Swing the Fly Issue 2.1 Summer 2014 | Page 19

Where possible at all, wading is pushy. More often you’re on shore fighting a steep bank or willow thicket sixty-feet tall and a half-mile long. The Limay often requires long casts, which given the terrain features just mentioned, can lead to frustrating series of tangles and flubbed casts.

To deal with the tough natural layout, two systems have become popular on the river. Both end up producing a standard steelhead style swing, but how they get there is quite different. Richard, along with most old school Argentines, uses a heavy head section of T-11 or T-14 attached to an Amnesia running line. Like a crude precursor to modern shooting head lines, they get the head section in the air then let the light, thin running line shoot with the forward cast. It’s an awkard system to cast and takes a while of balancing the head weight to your rod. The results are impressive, both for the ability to cast and produce fish.

Good casters can blast out a hundred and twenty feet of line, while the true effectiveness comes in the ability of the heavy sinking head to get down to fish in the deep fast current. The Amnesia running line helps by cutting through the water much better than a floating running line. The downsides to the system are the difficulty to cast, an inability to mend the Amnesia, and the thin slick nature of the Amnesia being an overall pain to strip and manage. To its credit the system is cheap and effective, and we can say that about oh so few things in the fly fishing world.

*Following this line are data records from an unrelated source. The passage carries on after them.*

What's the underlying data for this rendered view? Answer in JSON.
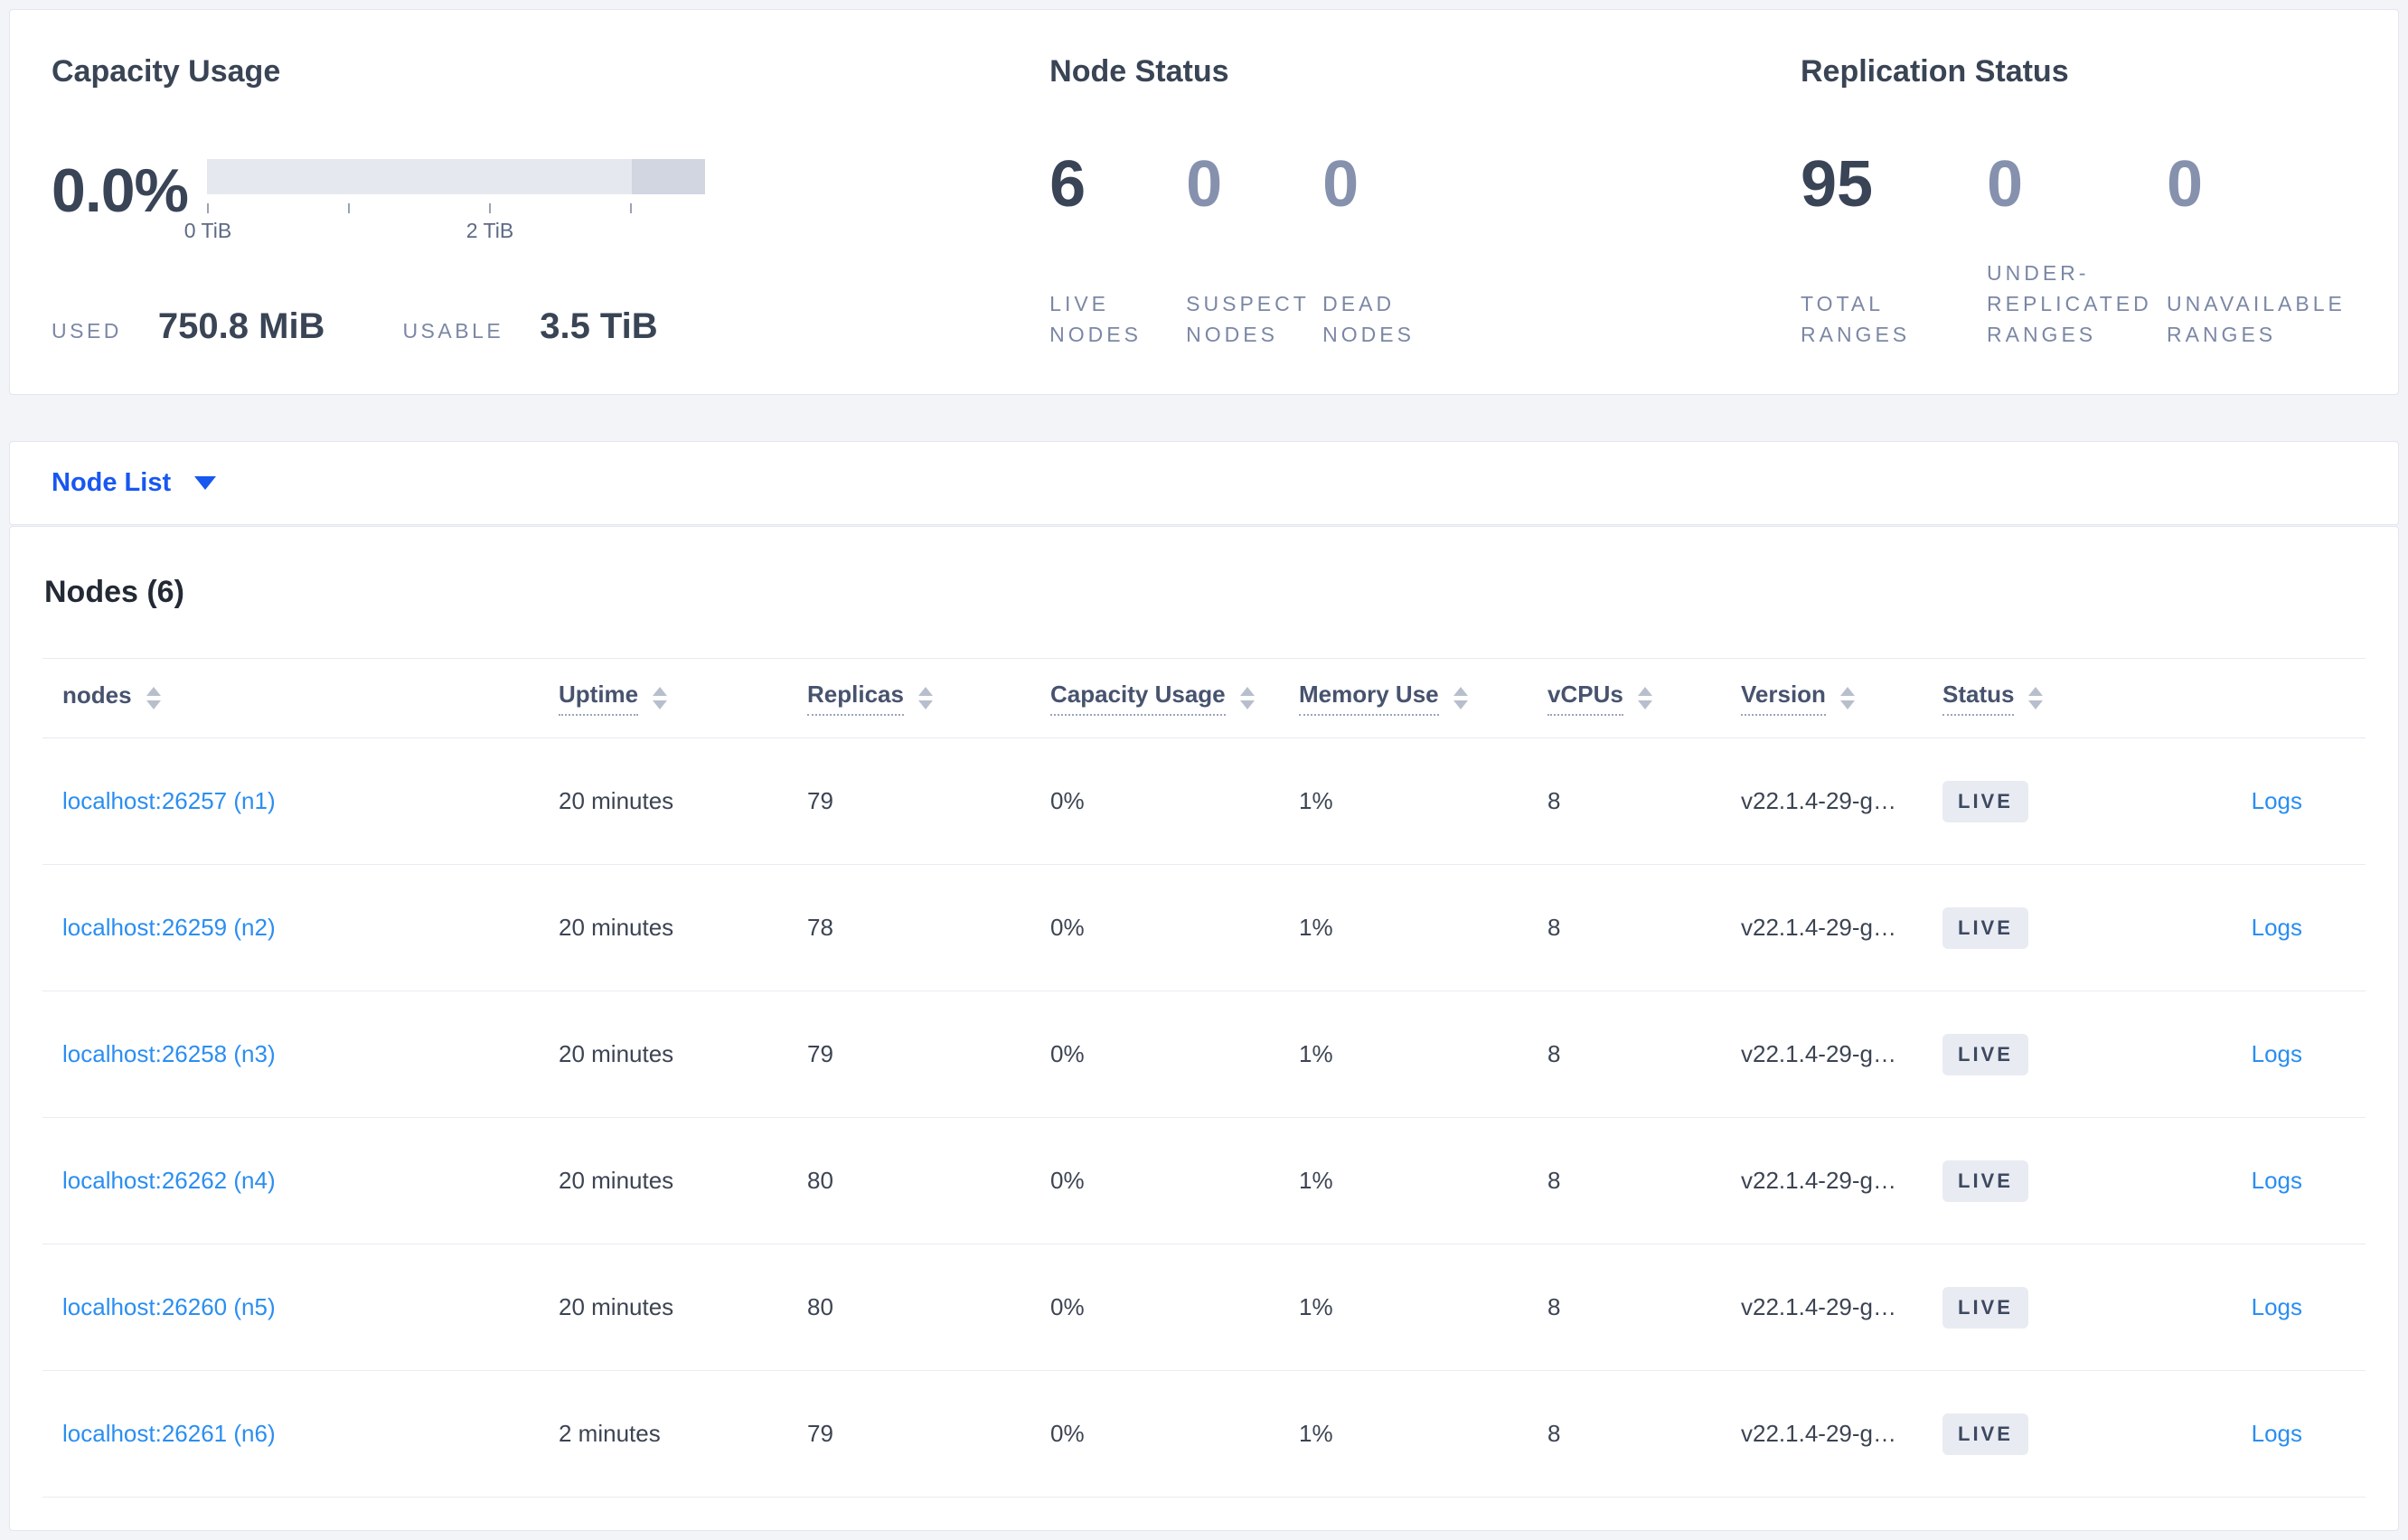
{
  "summary": {
    "capacity": {
      "title": "Capacity Usage",
      "percent": "0.0%",
      "bar": {
        "light_color": "#e6e8ef",
        "dark_color": "#d2d6e1",
        "tick_labels": [
          "0 TiB",
          "2 TiB"
        ]
      },
      "used_label": "USED",
      "used_value": "750.8 MiB",
      "usable_label": "USABLE",
      "usable_value": "3.5 TiB"
    },
    "node_status": {
      "title": "Node Status",
      "stats": [
        {
          "value": "6",
          "label": "LIVE NODES"
        },
        {
          "value": "0",
          "label": "SUSPECT NODES"
        },
        {
          "value": "0",
          "label": "DEAD NODES"
        }
      ]
    },
    "replication": {
      "title": "Replication Status",
      "stats": [
        {
          "value": "95",
          "label": "TOTAL RANGES"
        },
        {
          "value": "0",
          "label": "UNDER-REPLICATED RANGES"
        },
        {
          "value": "0",
          "label": "UNAVAILABLE RANGES"
        }
      ]
    }
  },
  "view_selector": {
    "label": "Node List"
  },
  "table": {
    "title": "Nodes (6)",
    "columns": [
      {
        "label": "nodes",
        "tooltip": false
      },
      {
        "label": "Uptime",
        "tooltip": true
      },
      {
        "label": "Replicas",
        "tooltip": true
      },
      {
        "label": "Capacity Usage",
        "tooltip": true
      },
      {
        "label": "Memory Use",
        "tooltip": true
      },
      {
        "label": "vCPUs",
        "tooltip": true
      },
      {
        "label": "Version",
        "tooltip": true
      },
      {
        "label": "Status",
        "tooltip": true
      }
    ],
    "rows": [
      {
        "node": "localhost:26257 (n1)",
        "uptime": "20 minutes",
        "replicas": "79",
        "capacity": "0%",
        "memory": "1%",
        "vcpus": "8",
        "version": "v22.1.4-29-g…",
        "status": "LIVE",
        "logs": "Logs"
      },
      {
        "node": "localhost:26259 (n2)",
        "uptime": "20 minutes",
        "replicas": "78",
        "capacity": "0%",
        "memory": "1%",
        "vcpus": "8",
        "version": "v22.1.4-29-g…",
        "status": "LIVE",
        "logs": "Logs"
      },
      {
        "node": "localhost:26258 (n3)",
        "uptime": "20 minutes",
        "replicas": "79",
        "capacity": "0%",
        "memory": "1%",
        "vcpus": "8",
        "version": "v22.1.4-29-g…",
        "status": "LIVE",
        "logs": "Logs"
      },
      {
        "node": "localhost:26262 (n4)",
        "uptime": "20 minutes",
        "replicas": "80",
        "capacity": "0%",
        "memory": "1%",
        "vcpus": "8",
        "version": "v22.1.4-29-g…",
        "status": "LIVE",
        "logs": "Logs"
      },
      {
        "node": "localhost:26260 (n5)",
        "uptime": "20 minutes",
        "replicas": "80",
        "capacity": "0%",
        "memory": "1%",
        "vcpus": "8",
        "version": "v22.1.4-29-g…",
        "status": "LIVE",
        "logs": "Logs"
      },
      {
        "node": "localhost:26261 (n6)",
        "uptime": "2 minutes",
        "replicas": "79",
        "capacity": "0%",
        "memory": "1%",
        "vcpus": "8",
        "version": "v22.1.4-29-g…",
        "status": "LIVE",
        "logs": "Logs"
      }
    ]
  },
  "colors": {
    "page_background": "#f2f4f8",
    "card_border": "#e3e6ee",
    "heading_text": "#394455",
    "muted_label": "#7b87a5",
    "stat_zero": "#8691ae",
    "node_link_blue": "#2a8ef2",
    "view_selector_blue": "#1857f0",
    "badge_background": "#e8ebf1",
    "bar_light": "#e6e8ef",
    "bar_dark": "#d2d6e1"
  }
}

While Richard fills his mouth with coils of Amnesia prepping for another cast, I finish rigging my 13’6” spey rod. My first trip to the Limay I realized the potential for spey style casting for all the reasons mentioned earlier. The lack of room to backcast and the tough wading were reasons that I got into two-handed rods in the first place. I use a Skagit setup that allows me to throw heavy T-11 and T-14 heads. While I think that the Amnesia running line gets the fly in position faster than the big bellied shooting head allows, I can also pound casts all day while the single hand approach gets fatigued after a few hours.

In the end it’s a similar result regardless of the line and the rod. Shoot for the far side and let the line and the current work its magic. After a few hours without a take I start playing with a slow stripping retrieve until Richard sees me and lectures me to let the fly swing naturally. “These fish spend all the time in the river. You think they don’t know the exact speed of the current. You have to let current move the fly. No stripping!” he tells me.